Sure enough, the year-over-year foreign visitor numbers in March were brutal. Down a jaw-dropping 18.4 percent, they were led by a sharp drop-off from America’s No. 1 supplier: Canada.
Then came President Donald Trump's 11th week in office. On April 2, the populist president capped a lifelong enthusiasm for tariffs (“the most beautiful word in the dictionary,” he has said on multiple occasions) by announcing import taxes that averaged 22 percent, the largest ratchet in U.S. history.

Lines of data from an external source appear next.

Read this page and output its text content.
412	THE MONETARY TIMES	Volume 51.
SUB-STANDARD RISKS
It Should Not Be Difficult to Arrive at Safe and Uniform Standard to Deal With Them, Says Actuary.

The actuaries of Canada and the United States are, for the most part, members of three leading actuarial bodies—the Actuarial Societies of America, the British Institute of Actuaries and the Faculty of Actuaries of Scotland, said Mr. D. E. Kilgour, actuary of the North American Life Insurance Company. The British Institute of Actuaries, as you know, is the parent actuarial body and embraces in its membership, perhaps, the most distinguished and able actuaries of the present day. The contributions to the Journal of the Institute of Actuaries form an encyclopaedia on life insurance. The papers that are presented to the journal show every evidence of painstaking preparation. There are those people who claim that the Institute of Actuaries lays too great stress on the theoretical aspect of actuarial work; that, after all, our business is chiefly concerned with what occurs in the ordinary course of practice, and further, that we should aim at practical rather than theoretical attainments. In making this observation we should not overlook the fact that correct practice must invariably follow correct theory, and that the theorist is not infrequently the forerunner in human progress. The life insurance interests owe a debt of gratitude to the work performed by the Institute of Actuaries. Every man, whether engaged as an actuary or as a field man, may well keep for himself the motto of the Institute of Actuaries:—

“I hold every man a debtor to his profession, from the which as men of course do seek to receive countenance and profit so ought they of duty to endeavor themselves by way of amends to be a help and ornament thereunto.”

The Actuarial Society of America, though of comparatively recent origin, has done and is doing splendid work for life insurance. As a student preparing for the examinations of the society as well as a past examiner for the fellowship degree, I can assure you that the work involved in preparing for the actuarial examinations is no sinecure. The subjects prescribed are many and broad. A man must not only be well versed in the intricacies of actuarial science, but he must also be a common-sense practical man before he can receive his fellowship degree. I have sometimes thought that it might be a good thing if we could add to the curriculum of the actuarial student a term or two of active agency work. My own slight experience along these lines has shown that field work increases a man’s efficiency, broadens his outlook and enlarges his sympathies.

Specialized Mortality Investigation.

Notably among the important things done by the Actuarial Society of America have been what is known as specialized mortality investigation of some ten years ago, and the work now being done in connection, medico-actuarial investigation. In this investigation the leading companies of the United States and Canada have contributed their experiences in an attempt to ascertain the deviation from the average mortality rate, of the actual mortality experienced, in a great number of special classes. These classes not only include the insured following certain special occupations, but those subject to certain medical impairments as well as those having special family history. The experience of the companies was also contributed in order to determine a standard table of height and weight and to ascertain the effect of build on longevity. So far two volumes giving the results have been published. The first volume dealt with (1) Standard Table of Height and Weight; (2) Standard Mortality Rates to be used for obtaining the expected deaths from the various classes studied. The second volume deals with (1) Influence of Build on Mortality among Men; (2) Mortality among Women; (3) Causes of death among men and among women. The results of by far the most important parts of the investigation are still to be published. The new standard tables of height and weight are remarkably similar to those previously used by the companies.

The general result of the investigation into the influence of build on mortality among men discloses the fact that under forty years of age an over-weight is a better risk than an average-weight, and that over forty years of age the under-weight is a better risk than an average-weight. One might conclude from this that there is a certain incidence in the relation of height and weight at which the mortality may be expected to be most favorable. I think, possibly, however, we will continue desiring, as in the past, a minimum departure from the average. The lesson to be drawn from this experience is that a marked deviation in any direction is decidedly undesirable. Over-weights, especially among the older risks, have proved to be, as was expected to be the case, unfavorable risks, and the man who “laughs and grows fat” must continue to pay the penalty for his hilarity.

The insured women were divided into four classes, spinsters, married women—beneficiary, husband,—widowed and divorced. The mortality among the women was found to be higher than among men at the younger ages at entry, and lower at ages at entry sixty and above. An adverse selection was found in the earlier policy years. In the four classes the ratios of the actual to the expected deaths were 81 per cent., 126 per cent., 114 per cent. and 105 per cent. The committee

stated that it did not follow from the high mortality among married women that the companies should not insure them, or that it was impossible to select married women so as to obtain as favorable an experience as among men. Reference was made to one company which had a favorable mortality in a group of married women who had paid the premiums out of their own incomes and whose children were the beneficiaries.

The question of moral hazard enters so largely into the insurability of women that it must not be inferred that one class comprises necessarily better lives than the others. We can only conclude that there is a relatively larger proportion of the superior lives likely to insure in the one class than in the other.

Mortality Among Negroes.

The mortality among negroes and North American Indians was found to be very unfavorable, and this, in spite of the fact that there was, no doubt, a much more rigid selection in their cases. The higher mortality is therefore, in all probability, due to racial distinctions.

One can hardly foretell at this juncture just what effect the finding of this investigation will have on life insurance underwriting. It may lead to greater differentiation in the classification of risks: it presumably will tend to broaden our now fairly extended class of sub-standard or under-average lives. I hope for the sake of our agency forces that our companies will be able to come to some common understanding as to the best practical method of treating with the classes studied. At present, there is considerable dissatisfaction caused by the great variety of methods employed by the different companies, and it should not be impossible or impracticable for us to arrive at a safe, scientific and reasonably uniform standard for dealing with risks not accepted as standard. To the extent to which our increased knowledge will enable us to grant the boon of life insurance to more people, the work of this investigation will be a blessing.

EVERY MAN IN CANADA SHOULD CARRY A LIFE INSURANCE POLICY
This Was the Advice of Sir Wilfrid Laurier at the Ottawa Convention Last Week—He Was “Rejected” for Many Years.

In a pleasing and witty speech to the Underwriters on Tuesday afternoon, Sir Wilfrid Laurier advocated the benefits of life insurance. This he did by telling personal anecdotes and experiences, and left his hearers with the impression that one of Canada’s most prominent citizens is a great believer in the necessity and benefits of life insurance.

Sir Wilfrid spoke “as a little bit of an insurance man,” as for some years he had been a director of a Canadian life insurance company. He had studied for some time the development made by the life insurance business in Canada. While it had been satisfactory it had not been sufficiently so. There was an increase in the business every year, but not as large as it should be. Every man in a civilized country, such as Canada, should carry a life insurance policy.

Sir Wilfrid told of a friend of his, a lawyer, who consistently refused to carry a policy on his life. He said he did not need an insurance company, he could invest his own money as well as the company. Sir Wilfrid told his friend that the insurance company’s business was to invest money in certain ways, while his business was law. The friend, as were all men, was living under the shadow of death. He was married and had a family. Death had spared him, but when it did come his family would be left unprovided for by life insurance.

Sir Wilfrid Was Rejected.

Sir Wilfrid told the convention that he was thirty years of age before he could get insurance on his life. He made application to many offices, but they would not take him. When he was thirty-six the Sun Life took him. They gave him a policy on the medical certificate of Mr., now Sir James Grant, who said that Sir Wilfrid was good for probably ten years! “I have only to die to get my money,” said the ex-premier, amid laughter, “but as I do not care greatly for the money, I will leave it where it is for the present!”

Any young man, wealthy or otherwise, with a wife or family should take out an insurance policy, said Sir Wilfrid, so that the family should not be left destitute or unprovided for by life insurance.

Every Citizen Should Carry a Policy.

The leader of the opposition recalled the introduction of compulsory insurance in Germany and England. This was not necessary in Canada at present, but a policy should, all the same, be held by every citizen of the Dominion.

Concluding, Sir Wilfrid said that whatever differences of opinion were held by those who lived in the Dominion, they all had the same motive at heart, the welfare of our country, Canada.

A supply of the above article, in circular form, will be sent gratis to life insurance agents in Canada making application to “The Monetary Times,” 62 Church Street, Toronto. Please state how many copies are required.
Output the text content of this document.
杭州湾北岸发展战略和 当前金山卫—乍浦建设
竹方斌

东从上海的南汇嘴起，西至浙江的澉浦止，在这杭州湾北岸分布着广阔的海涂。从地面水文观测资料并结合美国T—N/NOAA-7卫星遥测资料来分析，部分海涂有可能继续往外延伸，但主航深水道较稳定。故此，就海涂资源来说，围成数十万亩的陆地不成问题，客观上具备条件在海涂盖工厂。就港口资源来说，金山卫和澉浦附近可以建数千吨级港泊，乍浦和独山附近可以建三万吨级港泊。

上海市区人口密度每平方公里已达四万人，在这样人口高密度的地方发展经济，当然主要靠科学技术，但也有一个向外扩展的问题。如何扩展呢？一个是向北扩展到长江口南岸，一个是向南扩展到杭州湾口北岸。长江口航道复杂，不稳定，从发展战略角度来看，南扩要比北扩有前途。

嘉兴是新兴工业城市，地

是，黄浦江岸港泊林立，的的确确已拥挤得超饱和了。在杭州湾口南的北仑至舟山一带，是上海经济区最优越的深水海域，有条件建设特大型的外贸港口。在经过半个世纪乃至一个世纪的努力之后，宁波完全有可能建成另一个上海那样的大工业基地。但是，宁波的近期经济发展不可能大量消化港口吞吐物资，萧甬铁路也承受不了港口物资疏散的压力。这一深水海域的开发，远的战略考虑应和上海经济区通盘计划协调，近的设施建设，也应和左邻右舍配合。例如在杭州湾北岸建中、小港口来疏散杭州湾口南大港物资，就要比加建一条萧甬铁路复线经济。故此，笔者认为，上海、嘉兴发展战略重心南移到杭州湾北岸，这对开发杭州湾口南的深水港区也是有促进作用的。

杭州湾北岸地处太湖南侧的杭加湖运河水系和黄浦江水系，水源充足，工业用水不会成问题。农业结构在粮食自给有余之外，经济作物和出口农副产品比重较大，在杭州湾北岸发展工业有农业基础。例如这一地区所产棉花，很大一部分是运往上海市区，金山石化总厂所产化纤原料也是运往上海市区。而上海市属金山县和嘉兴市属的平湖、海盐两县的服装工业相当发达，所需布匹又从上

The move came as a triple whammy to America’s globe-leading $200 billion travel and tourism industry. First, as the luxury travel agent Kate Sullivan told TravelPulse, “the cost of hard goods will increase for hotels, airlines, and other industry sectors, who will likely need to increase rates and fares to cover the increases.” Second, the disruptions to the global trading system will hit especially hard some of the fastest-growing sources of U.S. visitation—China, India, and Japan. And finally, the concomitant souring of overseas public opinion, particularly in regions (Scandinavia, Southeast Asia, North America) singled out for criticism by the Trump administration, is already depressing numbers. “The U.S. is not perceived as a welcoming destination,” travel agency owner Marco Jahn told the Associated Press after the tariffs were announced.